2008-09-21

間違いだらけの歌

来月渋谷である頭脳警察のライブのチケットをゲット。
頭脳警察は、今月末に関西方面でワンマン、そしてフラワー・トラベリン・バンドとのジョイント・ライブがある。これはとても観たかったんだけど、特にフラワー・トラベリン・バンドとやるやつ、まあでも、諦めて。
それは、いずれ東京でもやるだろうと思っていたからなのだが、東京でのライブの予定が全然発表されない。勘弁してよ関西だけかよとか思っていたら、不意に決まっていた、東京ライブ。
頭脳警察を観るのは、2001年の再結成以来だ。あのときは、野音の復活一発目、そして渋谷AXのワンマンを観にいった。
2001年野音のライブを収めたDVDを見直すと、今年発表されたシングル『時代はサーカスの象にのって』のカップリング曲『間際に放て』が既に披露されている。
そう考えると、そろそろ新曲を「まとめて」…つまりアルバムを、という気持ちになってしまうのだけど。ま、それは、ゆっくり待つと、しよう、かな。

中学の頃、中古屋で頭脳警察のオリジナル・アルバムはメチャ高かった。1枚1万円近くして。あとファーストなんか、もう一生聴けないんだろうなと思っていた。
だから、当時唯一普通に買えたベスト・アルバムと、新宿ディスクユニオンで、デッドストック放出されたセカンドアルバムの再発盤。これを繰り返し聴いていた。
ハードで知的な言葉と、ザラついた音色がたまらなく胸を掻き毟る。
『間違いだらけの歌』の焦燥感が、とてつもなく「リアル」に響く。
『銃をとれ!』のイントロのギターは、それまで聴いたどんな音とも違って聴こえた。うまい・へた。きれい・きたない。これらを超越して届いてきたのだ。あのザラつき感、当時の録音状況もあったんだろうけど、この感じを、あれこれ色んな知識が入ってくる前の、ガキんちょの内に聴くことが出来たのは本当に豊かな経験だった。
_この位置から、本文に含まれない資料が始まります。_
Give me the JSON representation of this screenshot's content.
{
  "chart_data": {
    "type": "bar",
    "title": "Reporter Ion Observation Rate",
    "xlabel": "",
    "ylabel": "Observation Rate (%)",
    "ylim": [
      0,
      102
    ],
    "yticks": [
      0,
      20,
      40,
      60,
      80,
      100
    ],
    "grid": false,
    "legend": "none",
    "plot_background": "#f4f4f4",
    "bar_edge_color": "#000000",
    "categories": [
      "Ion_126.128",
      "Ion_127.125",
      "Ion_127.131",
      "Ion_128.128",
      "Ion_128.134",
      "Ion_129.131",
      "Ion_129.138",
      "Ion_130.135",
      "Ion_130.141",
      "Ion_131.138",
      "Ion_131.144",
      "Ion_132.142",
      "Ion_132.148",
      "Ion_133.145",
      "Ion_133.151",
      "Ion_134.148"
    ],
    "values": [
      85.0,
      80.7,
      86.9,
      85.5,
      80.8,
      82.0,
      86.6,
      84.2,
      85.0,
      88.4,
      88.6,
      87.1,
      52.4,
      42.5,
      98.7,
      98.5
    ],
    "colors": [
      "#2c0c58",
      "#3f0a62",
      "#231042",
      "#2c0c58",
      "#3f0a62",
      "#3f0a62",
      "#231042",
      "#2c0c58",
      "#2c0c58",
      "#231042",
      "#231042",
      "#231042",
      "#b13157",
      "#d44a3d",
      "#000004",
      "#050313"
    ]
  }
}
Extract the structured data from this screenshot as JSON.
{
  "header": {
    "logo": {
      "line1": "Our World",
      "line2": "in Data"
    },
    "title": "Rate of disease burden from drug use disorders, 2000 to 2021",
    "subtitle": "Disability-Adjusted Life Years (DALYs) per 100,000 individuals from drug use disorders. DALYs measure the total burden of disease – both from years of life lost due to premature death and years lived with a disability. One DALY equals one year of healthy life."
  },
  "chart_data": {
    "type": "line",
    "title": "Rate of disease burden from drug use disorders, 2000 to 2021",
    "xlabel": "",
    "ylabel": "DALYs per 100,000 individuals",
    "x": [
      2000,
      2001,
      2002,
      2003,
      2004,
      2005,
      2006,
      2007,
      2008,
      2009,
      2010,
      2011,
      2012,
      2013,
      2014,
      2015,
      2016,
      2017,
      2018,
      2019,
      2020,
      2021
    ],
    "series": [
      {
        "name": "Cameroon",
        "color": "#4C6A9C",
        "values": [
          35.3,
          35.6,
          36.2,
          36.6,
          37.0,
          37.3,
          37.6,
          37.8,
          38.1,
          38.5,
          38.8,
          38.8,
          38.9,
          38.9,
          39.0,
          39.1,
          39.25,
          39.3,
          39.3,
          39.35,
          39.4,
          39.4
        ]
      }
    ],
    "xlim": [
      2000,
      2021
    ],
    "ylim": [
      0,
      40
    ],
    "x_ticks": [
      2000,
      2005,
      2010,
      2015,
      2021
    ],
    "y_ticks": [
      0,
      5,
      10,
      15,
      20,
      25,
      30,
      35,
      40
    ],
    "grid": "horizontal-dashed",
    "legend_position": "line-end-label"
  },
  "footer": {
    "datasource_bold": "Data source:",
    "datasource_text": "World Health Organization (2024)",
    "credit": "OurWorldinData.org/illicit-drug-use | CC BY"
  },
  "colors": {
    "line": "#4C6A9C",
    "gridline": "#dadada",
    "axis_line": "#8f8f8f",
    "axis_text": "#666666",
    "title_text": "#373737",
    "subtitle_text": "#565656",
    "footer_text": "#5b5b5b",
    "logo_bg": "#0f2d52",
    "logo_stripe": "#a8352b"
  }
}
90年はじめに再結成。新譜が出て、過去のアルバムもCD化される。
オリジナル・アルバムを聴いていくことで、「過激」とかだけじゃない、繊細だったり、あまりにもシュール過ぎたり、幻想的だったり…イロイロな面を知ることができた。
そして20世紀が終わると、何とファーストがCDに。さらに数年後には70年代のライブの模様を集めたボックス・セットが出た。
頭脳警察のアルバムは、中古屋で普通にCDが千円台とかで買えるようになった。アナログ盤ですらも、まあ常識的な値段で。
これらの顛末、中学の頃の俺に教えてあげたら、泡吹いて死ぬな。確実に。

2001年の6月。野音で観た頭脳警察。ソウル・フラワー・ユニオンなんかが対バンだった。思ったよりはお客さんは入っていなくて、「えぇ?」なんて気分で、6月にしては肌寒い夕刻だったのを覚えている。
ライブが終わって、当時付き合っていた彼女の部屋にいって、メシを食わしてもらった。「ロックファンは何やってんだよ?!」なんて会話したりして。
その翌月に彼女が死んで、その年の夏は、何をしていたのかよく覚えていない。
で、9月になって、AXに頭脳警察を観にいった。記憶にある限りでは、これが外出を再会し出した始まりじゃなかったかな。

俺自身、もう20年も聴きつづけているバンドだ。その間にはまあイロイロあるって話だ。
でも、世界婦人に何度目かのさようならを告げて、俺も30を過ぎた。こうして頭脳警察のライブを観ることができるっていうのは、何だかとっても嬉しいことだと、思う。